Gerrold is a Fixit. He is the utmost in problem solvers for The Company. The Company is the most powerful organization in the universe with only one real goal: to be profitable. If anyone gets in their way, they send a Fixit to resolve the issue in the most extreme way imaginable. Thousands of lives and entire planets have been destroyed by Fixits. It is Gerrold’s job and he does it better than any Fixit in history. The only real emotional attachments he has are his wife, his children, and his work partner, Alan. Those attachments are about to fall apart.
TF-653 is a planet that is in the process of being terraformed. The planet has something about it that is impossible by any known physical means. The crew of the terraforming station has disappeared and all communication has been lost. It is up to Gerrold to go to the planet, find out what happened, repair the problem, and destroy whatever is getting in the way of The Company’s goals. For Gerrold, the path of getting there and being there ends up to be the ultimate nightmare.
The Darklights is a science fiction horror novel. The world that Michelbrent Collings has set up is fairly horrific to begin with. It is an extreme dystopia where profit to The Company is the only goal and the people are expendable if they get in the way of that goal. Fixits are the ultimate hitmen, so powerful and invulnerable that they can take whatever they want and kill whoever they want yet are totally subservient to the Company. We are repulsed by Gerrold, yet it is to the author’s strength that we begin to feel for him if not understand him, even as he takes actions that seem extreme for the offense in both professional and personal matters. The author does an interesting sleight of hand in presenting two alternating first-person narratives both from Gerrold’s perspective, one titled “Then” and the other “Now.” “Now” gives us the narration of what is happening on Gerrold’s mission to the terraform station. “Then” tells us about his past and the events leading to the mission. They move seamlessly, helped by a clever ploy where the last sentence of one narrative chapter flows into the first sentence of the next narrative chapter.
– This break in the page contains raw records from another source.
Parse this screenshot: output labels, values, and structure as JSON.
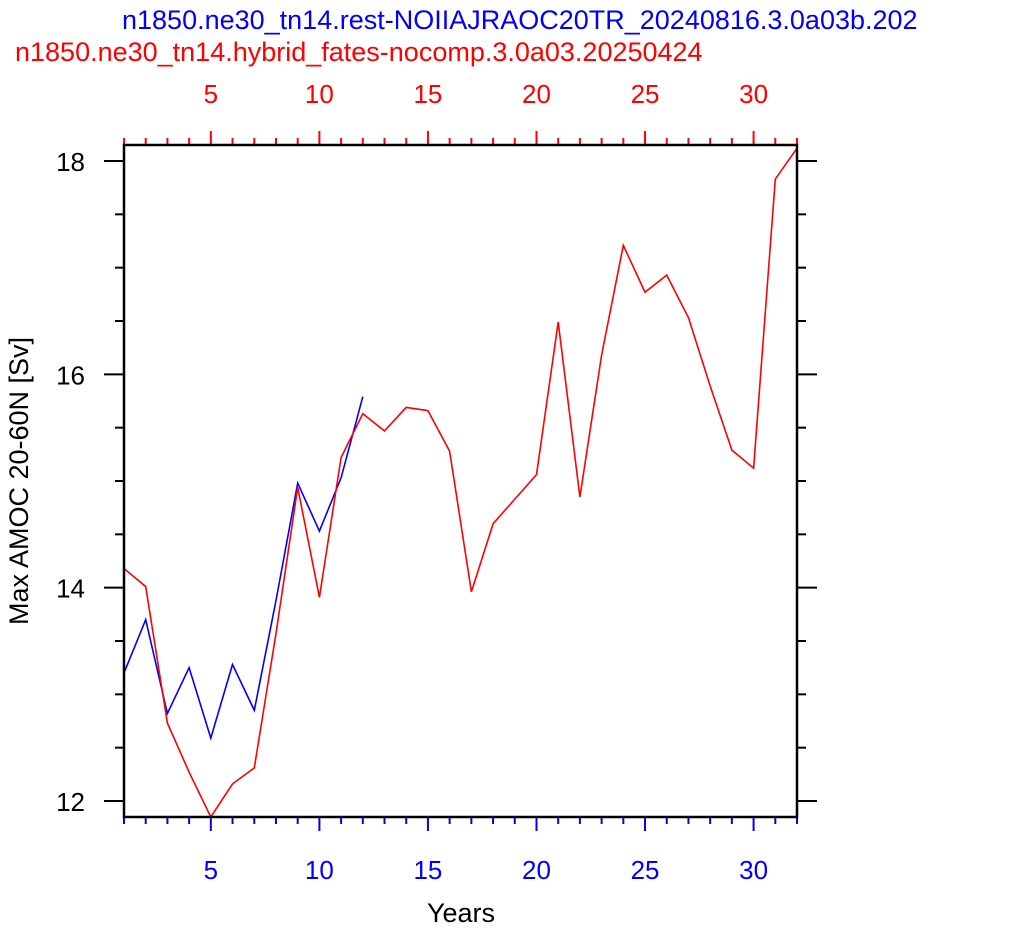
{
  "chart_data": {
    "type": "line",
    "titles": [
      {
        "text": "n1850.ne30_tn14.rest-NOIIAJRAOC20TR_20240816.3.0a03b.202",
        "color": "#0000ff"
      },
      {
        "text": "n1850.ne30_tn14.hybrid_fates-nocomp.3.0a03.20250424",
        "color": "#ff0000"
      }
    ],
    "xlabel": "Years",
    "ylabel": "Max AMOC 20-60N [Sv]",
    "xlim": [
      1,
      32
    ],
    "ylim": [
      11.85,
      18.15
    ],
    "grid": false,
    "bottom_axis": {
      "color": "#0000ff",
      "major_ticks": [
        5,
        10,
        15,
        20,
        25,
        30
      ],
      "tick_labels": [
        "5",
        "10",
        "15",
        "20",
        "25",
        "30"
      ]
    },
    "top_axis": {
      "color": "#ff0000",
      "major_ticks": [
        5,
        10,
        15,
        20,
        25,
        30
      ],
      "tick_labels": [
        "5",
        "10",
        "15",
        "20",
        "25",
        "30"
      ]
    },
    "y_axis": {
      "major_ticks": [
        12,
        14,
        16,
        18
      ],
      "tick_labels": [
        "12",
        "14",
        "16",
        "18"
      ],
      "minor_step": 0.5
    },
    "series": [
      {
        "color": "#0000ff",
        "x": [
          1,
          2,
          3,
          4,
          5,
          6,
          7,
          8,
          9,
          10,
          11,
          12
        ],
        "values": [
          13.2,
          13.7,
          12.82,
          13.25,
          12.59,
          13.28,
          12.85,
          13.88,
          14.98,
          14.53,
          15.03,
          15.79
        ]
      },
      {
        "color": "#ff0000",
        "x": [
          1,
          2,
          3,
          4,
          5,
          6,
          7,
          8,
          9,
          10,
          11,
          12,
          13,
          14,
          15,
          16,
          17,
          18,
          19,
          20,
          21,
          22,
          23,
          24,
          25,
          26,
          27,
          28,
          29,
          30,
          31,
          32
        ],
        "values": [
          14.18,
          14.01,
          12.73,
          12.27,
          11.85,
          12.16,
          12.31,
          13.57,
          14.94,
          13.91,
          15.22,
          15.63,
          15.47,
          15.69,
          15.66,
          15.28,
          13.96,
          14.6,
          14.83,
          15.06,
          16.49,
          14.85,
          16.18,
          17.21,
          16.77,
          16.93,
          16.53,
          15.89,
          15.29,
          15.12,
          17.83,
          18.12
        ]
      }
    ]
  }
}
It’s a neat little trick that not only moves the action effortlessly but feels like the ebb and flow of the narrator’s mind as he battles with past and present.
Collings effortlessly blends his science fiction and horror elements but there is also a Lovecraftian feel that becomes evident as we learn more about the phenomena on the planet. This is one of those books that it is best to not give away too much, but one of the ways it works is that the author has already created a horror of a universe due to the human element, only to heighten that horror with a little Lovecraftian supernatural. What really makes this work though is the character of Gerrold. Whether we can become involved in the plot turns on whether we can get into the emotions of a murderous monster and the author manages to pull that off. We may not like him but we understand the twisted emotions and actions that lead to the climax of this roller coaster novel.
The Darklights does both the science fiction and horror elements well. The ending is a bit wild but makes sense in Collings’ strange universe. If one is looking for a tense read of science fiction darkness, this should be first on your to-read list.